Le docteur Marc Beeckmans et ses confrères ont surtout été confrontés à des cas de gale et d’infection des voies respiratoires dont souffraient les réfugiés repêchés la semaine dernière. Ils avaient contracté ces affections au cours des longs mois de fuite qui ont précédé les trois jours de leur périple en mer. Le risque de contamination explique pourquoi les réfugiés, voguant à bord du Godetia à destination d’un port italien, s’abritent sous des toiles installées sur le pont d’envol des hélicoptères.

Trafic d’êtres humains

“Sur la deuxième embarcation, nous avons également remarqué des passagers africains présentant des balafres et des contusions provoquées par des coups de bâton, résultat de bagarres ou de violences perpétrées par les passeurs”, poursuit le docteur Marc Beeckmans.

La question du trafic d’êtres humains constitue, outre le volet humanitaire, la deuxième mission du Godetia. Sur la base de témoignages, quatre passeurs égyptiens ont été identifiés sur le premier bateau et, dès l’arrivée en Sicile, remis à la justice italienne.

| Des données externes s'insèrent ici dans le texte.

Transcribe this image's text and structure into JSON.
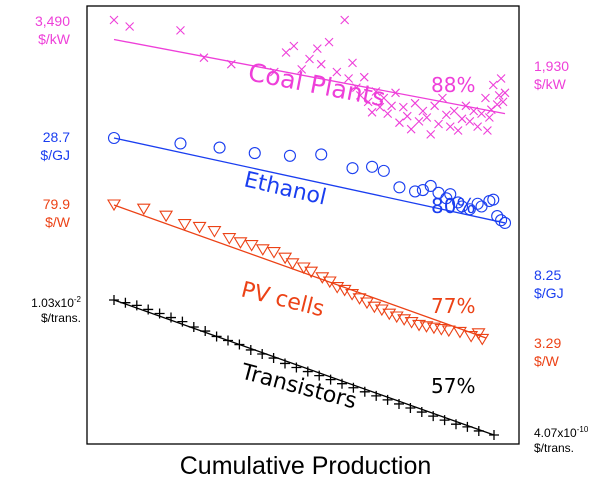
{
  "chart_data": {
    "type": "scatter",
    "title": "",
    "xlabel": "Cumulative Production",
    "ylabel": "",
    "grid": false,
    "legend": "none",
    "series": [
      {
        "name": "Coal Plants",
        "color": "#ee3fd9",
        "marker": "x",
        "learning_rate": "88%",
        "start_label": {
          "value": "3,490",
          "unit": "$/kW"
        },
        "end_label": {
          "value": "1,930",
          "unit": "$/kW"
        },
        "points": [
          [
            0.0,
            1.0
          ],
          [
            0.04,
            0.95
          ],
          [
            0.17,
            0.92
          ],
          [
            0.23,
            0.71
          ],
          [
            0.3,
            0.66
          ],
          [
            0.41,
            0.6
          ],
          [
            0.44,
            0.75
          ],
          [
            0.46,
            0.8
          ],
          [
            0.48,
            0.62
          ],
          [
            0.5,
            0.7
          ],
          [
            0.52,
            0.78
          ],
          [
            0.53,
            0.66
          ],
          [
            0.55,
            0.83
          ],
          [
            0.57,
            0.6
          ],
          [
            0.59,
            1.0
          ],
          [
            0.6,
            0.55
          ],
          [
            0.61,
            0.67
          ],
          [
            0.62,
            0.48
          ],
          [
            0.63,
            0.42
          ],
          [
            0.64,
            0.56
          ],
          [
            0.65,
            0.37
          ],
          [
            0.66,
            0.29
          ],
          [
            0.67,
            0.45
          ],
          [
            0.68,
            0.33
          ],
          [
            0.69,
            0.4
          ],
          [
            0.7,
            0.28
          ],
          [
            0.71,
            0.34
          ],
          [
            0.72,
            0.44
          ],
          [
            0.73,
            0.21
          ],
          [
            0.74,
            0.33
          ],
          [
            0.75,
            0.26
          ],
          [
            0.76,
            0.16
          ],
          [
            0.77,
            0.36
          ],
          [
            0.78,
            0.22
          ],
          [
            0.79,
            0.3
          ],
          [
            0.8,
            0.25
          ],
          [
            0.81,
            0.12
          ],
          [
            0.82,
            0.34
          ],
          [
            0.83,
            0.2
          ],
          [
            0.84,
            0.4
          ],
          [
            0.85,
            0.27
          ],
          [
            0.86,
            0.18
          ],
          [
            0.87,
            0.3
          ],
          [
            0.88,
            0.15
          ],
          [
            0.89,
            0.24
          ],
          [
            0.9,
            0.34
          ],
          [
            0.91,
            0.22
          ],
          [
            0.92,
            0.3
          ],
          [
            0.93,
            0.18
          ],
          [
            0.94,
            0.28
          ],
          [
            0.95,
            0.4
          ],
          [
            0.96,
            0.25
          ],
          [
            0.97,
            0.5
          ],
          [
            0.98,
            0.35
          ],
          [
            0.99,
            0.55
          ],
          [
            1.0,
            0.44
          ],
          [
            0.965,
            0.31
          ],
          [
            0.985,
            0.42
          ],
          [
            0.995,
            0.37
          ],
          [
            0.955,
            0.15
          ]
        ],
        "fit": [
          [
            0.0,
            0.85
          ],
          [
            1.0,
            0.28
          ]
        ]
      },
      {
        "name": "Ethanol",
        "color": "#1a3ef0",
        "marker": "o",
        "learning_rate": "80%",
        "start_label": {
          "value": "28.7",
          "unit": "$/GJ"
        },
        "end_label": {
          "value": "8.25",
          "unit": "$/GJ"
        },
        "points": [
          [
            0.0,
            1.0
          ],
          [
            0.17,
            0.96
          ],
          [
            0.27,
            0.93
          ],
          [
            0.36,
            0.89
          ],
          [
            0.45,
            0.87
          ],
          [
            0.53,
            0.88
          ],
          [
            0.61,
            0.78
          ],
          [
            0.66,
            0.79
          ],
          [
            0.69,
            0.76
          ],
          [
            0.73,
            0.64
          ],
          [
            0.77,
            0.61
          ],
          [
            0.79,
            0.62
          ],
          [
            0.81,
            0.65
          ],
          [
            0.83,
            0.6
          ],
          [
            0.85,
            0.56
          ],
          [
            0.86,
            0.59
          ],
          [
            0.88,
            0.53
          ],
          [
            0.89,
            0.5
          ],
          [
            0.91,
            0.48
          ],
          [
            0.93,
            0.52
          ],
          [
            0.94,
            0.5
          ],
          [
            0.96,
            0.54
          ],
          [
            0.97,
            0.55
          ],
          [
            0.98,
            0.43
          ],
          [
            0.99,
            0.4
          ],
          [
            1.0,
            0.38
          ]
        ],
        "fit": [
          [
            0.0,
            1.0
          ],
          [
            1.0,
            0.38
          ]
        ]
      },
      {
        "name": "PV cells",
        "color": "#ec4216",
        "marker": "v",
        "learning_rate": "77%",
        "start_label": {
          "value": "79.9",
          "unit": "$/W"
        },
        "end_label": {
          "value": "3.29",
          "unit": "$/W"
        },
        "points": [
          [
            0.0,
            1.0
          ],
          [
            0.08,
            0.97
          ],
          [
            0.14,
            0.92
          ],
          [
            0.19,
            0.86
          ],
          [
            0.23,
            0.84
          ],
          [
            0.27,
            0.81
          ],
          [
            0.31,
            0.76
          ],
          [
            0.34,
            0.73
          ],
          [
            0.37,
            0.71
          ],
          [
            0.4,
            0.68
          ],
          [
            0.43,
            0.66
          ],
          [
            0.46,
            0.62
          ],
          [
            0.48,
            0.58
          ],
          [
            0.51,
            0.55
          ],
          [
            0.53,
            0.52
          ],
          [
            0.56,
            0.48
          ],
          [
            0.58,
            0.45
          ],
          [
            0.6,
            0.41
          ],
          [
            0.62,
            0.39
          ],
          [
            0.64,
            0.36
          ],
          [
            0.66,
            0.33
          ],
          [
            0.68,
            0.3
          ],
          [
            0.7,
            0.27
          ],
          [
            0.72,
            0.25
          ],
          [
            0.74,
            0.22
          ],
          [
            0.76,
            0.2
          ],
          [
            0.78,
            0.18
          ],
          [
            0.8,
            0.16
          ],
          [
            0.82,
            0.14
          ],
          [
            0.84,
            0.13
          ],
          [
            0.86,
            0.12
          ],
          [
            0.88,
            0.11
          ],
          [
            0.9,
            0.1
          ],
          [
            0.93,
            0.09
          ],
          [
            0.96,
            0.06
          ],
          [
            0.99,
            0.04
          ],
          [
            0.98,
            0.08
          ]
        ],
        "fit": [
          [
            0.0,
            1.0
          ],
          [
            1.0,
            0.05
          ]
        ]
      },
      {
        "name": "Transistors",
        "color": "#000000",
        "marker": "+",
        "learning_rate": "57%",
        "start_label": {
          "value": "1.03x10",
          "exp": "-2",
          "unit": "$/trans."
        },
        "end_label": {
          "value": "4.07x10",
          "exp": "-10",
          "unit": "$/trans."
        },
        "points": [
          [
            0.0,
            1.0
          ],
          [
            0.03,
            0.98
          ],
          [
            0.06,
            0.96
          ],
          [
            0.09,
            0.93
          ],
          [
            0.12,
            0.9
          ],
          [
            0.15,
            0.87
          ],
          [
            0.18,
            0.84
          ],
          [
            0.21,
            0.8
          ],
          [
            0.24,
            0.77
          ],
          [
            0.27,
            0.73
          ],
          [
            0.3,
            0.7
          ],
          [
            0.33,
            0.67
          ],
          [
            0.36,
            0.63
          ],
          [
            0.39,
            0.6
          ],
          [
            0.42,
            0.57
          ],
          [
            0.45,
            0.53
          ],
          [
            0.48,
            0.5
          ],
          [
            0.51,
            0.47
          ],
          [
            0.54,
            0.44
          ],
          [
            0.57,
            0.41
          ],
          [
            0.6,
            0.38
          ],
          [
            0.63,
            0.35
          ],
          [
            0.66,
            0.32
          ],
          [
            0.69,
            0.29
          ],
          [
            0.72,
            0.26
          ],
          [
            0.75,
            0.23
          ],
          [
            0.78,
            0.2
          ],
          [
            0.81,
            0.17
          ],
          [
            0.84,
            0.14
          ],
          [
            0.87,
            0.11
          ],
          [
            0.9,
            0.08
          ],
          [
            0.93,
            0.06
          ],
          [
            0.96,
            0.03
          ],
          [
            1.0,
            0.0
          ]
        ],
        "fit": [
          [
            0.0,
            1.0
          ],
          [
            1.0,
            0.0
          ]
        ]
      }
    ]
  }
}
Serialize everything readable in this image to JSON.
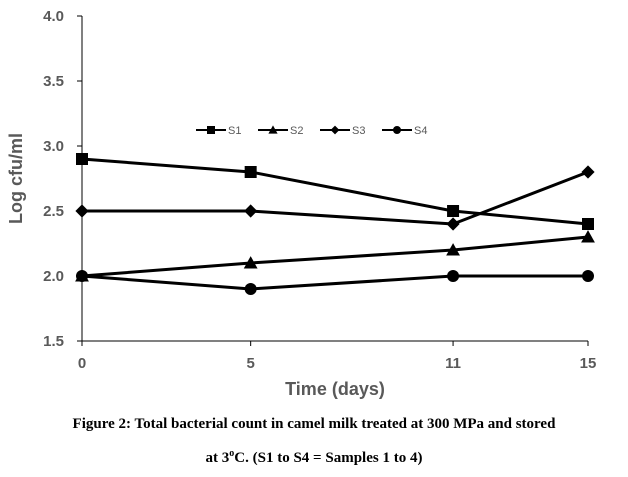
{
  "chart_data": {
    "type": "line",
    "x": [
      0,
      5,
      11,
      15
    ],
    "x_tick_labels": [
      "0",
      "5",
      "11",
      "15"
    ],
    "y_tick_labels": [
      "1.5",
      "2.0",
      "2.5",
      "3.0",
      "3.5",
      "4.0"
    ],
    "ylim": [
      1.5,
      4.0
    ],
    "xlabel": "Time (days)",
    "ylabel": "Log cfu/ml",
    "grid": false,
    "legend_position": "top-center",
    "series": [
      {
        "name": "S1",
        "marker": "square",
        "values": [
          2.9,
          2.8,
          2.5,
          2.4
        ]
      },
      {
        "name": "S2",
        "marker": "triangle",
        "values": [
          2.0,
          2.1,
          2.2,
          2.3
        ]
      },
      {
        "name": "S3",
        "marker": "diamond",
        "values": [
          2.5,
          2.5,
          2.4,
          2.8
        ]
      },
      {
        "name": "S4",
        "marker": "circle",
        "values": [
          2.0,
          1.9,
          2.0,
          2.0
        ]
      }
    ],
    "colors": {
      "series": "#000000",
      "axis": "#000000",
      "text": "#595959"
    }
  },
  "caption": {
    "line1": "Figure 2: Total bacterial count in camel milk treated at 300 MPa and stored",
    "line2_prefix": "at 3",
    "line2_sup": "o",
    "line2_suffix": "C. (S1 to S4 = Samples 1 to 4)"
  }
}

Philippe De Cock, capitaine du Godetia, pointe la ruse des bandes organisées. “Sur les photos d’observation de notre hélicoptère, on voit un membre de l’équipage utiliser un téléphone satellite avant de le jeter par-dessus bord. Puis, l’équipage sabote le moteur de l’embarcation de fortune et se mêle aussitôt aux réfugiés pour être certain d’être sauvé.”

Le ministre de la Défense Steven Vandeput a insisté sur la nécessité de s’attaquer au trafic d’êtres humains dans les pays d’origine. “Nous devrons travailler davantage en amont sur les itinéraires des passeurs afin d’éviter que des gens n’entreprennent un périple en mer. Nous devons décourager la demande, faire cesser le trafic, dissuader les pays d’origine en leur disant que pour beaucoup de réfugiés, le voyage s’arrêtera là où il a commencé.”

La route sera encore longue pour les réfugiés et cette perspective ne laisse pas non plus l’équipage indifférent, nous confie Isabelle Piette, conseillère psychologique sur le navire. “Les membres de l’équipage ayant des enfants s’interrogent sur l’avenir incertain des tout-petits que nous avons sauvés, sur ce qu’ils vont devenir après tant de privations endurées dans le désert puis en mer. J’esquisse alors une comparaison : quand ils sont montés à bord du navire, les enfants ont pleuré de peur, mais sur le quai, au moment de partir en car, ils nous ont adressé des signes de la main. Ce genre de geste prouve que nous avons bien fait notre travail.”

Le Godetia est reparti pour une nouvelle patrouille de douze jours en Méditerranée et une mission semblable s’ensuivra. Un autre État membre prendra ensuite le relais sur le navire. Le capitaine De Cock ne sera satisfait, nous livre-t-il, que s’il réussit à mieux sécuriser la vie des réfugiés. “Nous essayons de leur rendre leur humanité.”